One thing I could do is match everything that's not a close bracket. I'm not sure if that's the intended way to resolve this particular kind of ambiguity (first time using a lalr parser). I'm also not sure if ;HA[My free text ]]]]
is a valid file that should have contents of My free text ]]]
. But if it were a valid file, this workaround wouldn't work.
And also, that didn't seem to work:
PropValue = r"\[" <r"[^\]]"> r"\]";
Fails to parse and I can't decipher exactly where.
thread 'core::sgf_replays::game189_has_6_handicap' panicked at 'called `Result::unwrap()` on an `Err` value: UnrecognizedToken { token: Some((7, Token(0, "9"), 8)), expected: ["r#\"\\\\]\"#"] }', libcore/result.rs:945:5
note: Some details are omitted, run with `RUST_BACKTRACE=full` for a verbose backtrace.
stack backtrace:
0: std::sys::unix::backtrace::tracing::imp::unwind_backtrace
at libstd/sys/unix/backtrace/tracing/gcc_s.rs:49
1: std::sys_common::backtrace::print
at libstd/sys_common/backtrace.rs:71
at libstd/sys_common/backtrace.rs:59
2: std::panicking::default_hook::{{closure}}
at libstd/panicking.rs:380
3: std::panicking::default_hook
at libstd/panicking.rs:390
4: std::panicking::rust_panic_with_hook
at libstd/panicking.rs:576
5: std::panicking::begin_panic
at libstd/panicking.rs:537
6: std::panicking::begin_panic_fmt
at libstd/panicking.rs:521
7: rust_begin_unwind
at libstd/panicking.rs:497
8: core::panicking::panic_fmt
at libcore/panicking.rs:71
9: core::result::unwrap_failed
at /checkout/src/libcore/macros.rs:23
10: <core::result::Result<T, E>>::unwrap
at /checkout/src/libcore/result.rs:782
11: seraph::core::sgf_replays::game189_has_6_handicap
at src/core/mod.rs:612
12: <F as alloc::boxed::FnBox<A>>::call_box
at libtest/lib.rs:1453
at /checkout/src/libcore/ops/function.rs:223
at /checkout/src/liballoc/boxed.rs:788
13: __rust_maybe_catch_panic
at libpanic_unwind/lib.rs:102
And for completeness, here is the .lalrpop
use std::str::FromStr;
use gosgf::*;
use std::collections::HashMap;
grammar;
pub Collection: GoCollection = <GameTree*>;
match {
r"\(",
r"\)",
r";" ,
r"\[",
r"\]",
r"[A-Z]+",
}
else {
r"[^\]]",
}
GameTree: GameTree = {
r"\(" <sequence: Sequence> <children: GameTree*> r"\)" => {
let komi = f64::from_str(sequence[0].properties.get("KM").unwrap_or(&"0.0".to_owned())).unwrap();
let size = usize::from_str(sequence[0].properties.get("SZ").unwrap_or(&"19".to_owned())).unwrap();
let handicap;
{
let mut handistr = String::from("0");
for node in &sequence {
if let Some(ha) = node.properties.get("HA") {
handistr = ha.to_string();
break;
}
}
handicap = usize::from_str(&handistr).unwrap();
}
GameTree {
komi,
size,
handicap,
sequence,
children,
}
}
};
Sequence = <Node+>;
Node: Node = {
r";" <pairs: Property+> => {
let mut properties : HashMap<String, String> = HashMap::new();
for (k, v) in pairs {
properties.insert(k, v);
}
Node { properties }
}
};
Property: (String, String) = {
<k: PropIdent> <v: PropValue> => (k.to_string(), v.to_string())
};
PropIdent = <r"[A-Z]+">;
PropValue = r"\[" <r".*"> r"\]";
Here's one answer that I came up with.
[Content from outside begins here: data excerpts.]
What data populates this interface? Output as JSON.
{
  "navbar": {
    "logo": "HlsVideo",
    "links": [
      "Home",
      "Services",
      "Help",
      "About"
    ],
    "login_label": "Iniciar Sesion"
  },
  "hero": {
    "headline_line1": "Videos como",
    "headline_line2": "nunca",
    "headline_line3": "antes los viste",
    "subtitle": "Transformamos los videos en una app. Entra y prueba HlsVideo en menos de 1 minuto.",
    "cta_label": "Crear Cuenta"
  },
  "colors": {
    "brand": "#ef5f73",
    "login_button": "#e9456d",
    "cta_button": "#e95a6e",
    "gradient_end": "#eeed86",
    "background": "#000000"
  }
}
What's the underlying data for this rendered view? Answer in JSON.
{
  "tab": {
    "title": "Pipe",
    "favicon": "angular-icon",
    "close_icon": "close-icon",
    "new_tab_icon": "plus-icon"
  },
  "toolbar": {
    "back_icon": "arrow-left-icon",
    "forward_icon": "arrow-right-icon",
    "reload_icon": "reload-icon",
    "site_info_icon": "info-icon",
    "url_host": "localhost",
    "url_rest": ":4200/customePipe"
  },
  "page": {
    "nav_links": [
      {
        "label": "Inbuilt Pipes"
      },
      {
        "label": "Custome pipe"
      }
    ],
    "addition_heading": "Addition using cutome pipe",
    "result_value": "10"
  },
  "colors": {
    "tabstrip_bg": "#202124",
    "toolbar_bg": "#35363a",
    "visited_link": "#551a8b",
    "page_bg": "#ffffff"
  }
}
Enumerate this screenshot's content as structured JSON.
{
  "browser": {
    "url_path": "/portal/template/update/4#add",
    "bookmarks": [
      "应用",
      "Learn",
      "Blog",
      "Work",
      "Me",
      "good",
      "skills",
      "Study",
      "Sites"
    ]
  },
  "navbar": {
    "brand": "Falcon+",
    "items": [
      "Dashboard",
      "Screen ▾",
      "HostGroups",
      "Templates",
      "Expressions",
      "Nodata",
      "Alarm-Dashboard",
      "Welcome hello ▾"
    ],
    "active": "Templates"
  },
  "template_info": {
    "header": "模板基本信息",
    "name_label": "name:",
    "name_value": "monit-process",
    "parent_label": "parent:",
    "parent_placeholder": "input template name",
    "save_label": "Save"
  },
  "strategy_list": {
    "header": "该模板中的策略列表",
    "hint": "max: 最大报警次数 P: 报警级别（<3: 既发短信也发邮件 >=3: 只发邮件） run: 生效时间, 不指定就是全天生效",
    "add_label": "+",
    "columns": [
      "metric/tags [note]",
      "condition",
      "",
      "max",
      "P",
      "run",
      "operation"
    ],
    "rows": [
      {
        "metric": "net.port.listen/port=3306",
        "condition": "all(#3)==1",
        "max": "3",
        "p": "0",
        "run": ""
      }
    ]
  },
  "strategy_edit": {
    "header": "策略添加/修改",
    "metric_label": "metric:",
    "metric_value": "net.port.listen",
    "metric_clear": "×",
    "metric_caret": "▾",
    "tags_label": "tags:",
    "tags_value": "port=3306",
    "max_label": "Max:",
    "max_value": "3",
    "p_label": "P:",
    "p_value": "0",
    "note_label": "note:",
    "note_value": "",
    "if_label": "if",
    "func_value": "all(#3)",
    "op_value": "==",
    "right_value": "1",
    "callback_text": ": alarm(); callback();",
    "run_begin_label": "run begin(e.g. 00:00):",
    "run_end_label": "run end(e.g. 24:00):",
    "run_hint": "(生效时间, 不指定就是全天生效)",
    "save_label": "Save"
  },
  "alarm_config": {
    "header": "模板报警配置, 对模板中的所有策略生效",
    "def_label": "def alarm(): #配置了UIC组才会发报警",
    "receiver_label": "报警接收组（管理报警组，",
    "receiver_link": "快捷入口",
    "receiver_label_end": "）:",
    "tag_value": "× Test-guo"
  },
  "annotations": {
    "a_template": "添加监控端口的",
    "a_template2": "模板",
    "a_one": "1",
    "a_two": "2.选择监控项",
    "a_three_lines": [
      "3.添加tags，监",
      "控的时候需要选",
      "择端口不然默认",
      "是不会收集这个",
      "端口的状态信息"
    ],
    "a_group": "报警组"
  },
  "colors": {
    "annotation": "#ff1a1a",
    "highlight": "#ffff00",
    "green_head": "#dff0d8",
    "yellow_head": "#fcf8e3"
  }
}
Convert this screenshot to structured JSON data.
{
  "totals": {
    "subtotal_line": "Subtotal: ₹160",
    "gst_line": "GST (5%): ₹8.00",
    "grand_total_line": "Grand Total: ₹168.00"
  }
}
I dropped the multiple individual terminals and combined them all into one big terminal using the [^\]]
trick.
Property: (String, String) = {
<r"[A-Z]+\[[^\]]*\]"> => {
lazy_static! {
static ref RE : regex::Regex = regex::Regex::new(r"([A-Z]+)\[([^\]]*)\]").unwrap();
}
let cap = RE.captures(<>).unwrap();
let k = &cap[1];
let v = &cap[2];
(k.to_string(), v.to_string())
}
};
Not going to accept this answer yet because I'm not sure that this is the most elegant solution given the available tools, and I'm also wondering if it's possible to create a rule that parses
`;HA[My Text]]QB[[Nested]]`
As two properties with
("HA", "My Text]")
and ("QB", "[Nested]")
as the outcomes, or if this kind of expression is impossible to parse with a lalr(1) parser.
Edit: even though Stefan points out that valid SGF 4 files will have their close brackets escaped, I just want to know if this is possible. I'm beginning to doubt that it is, since once can never know whether a bracket is part of the text or the end of a property without looking past that property to the next thing.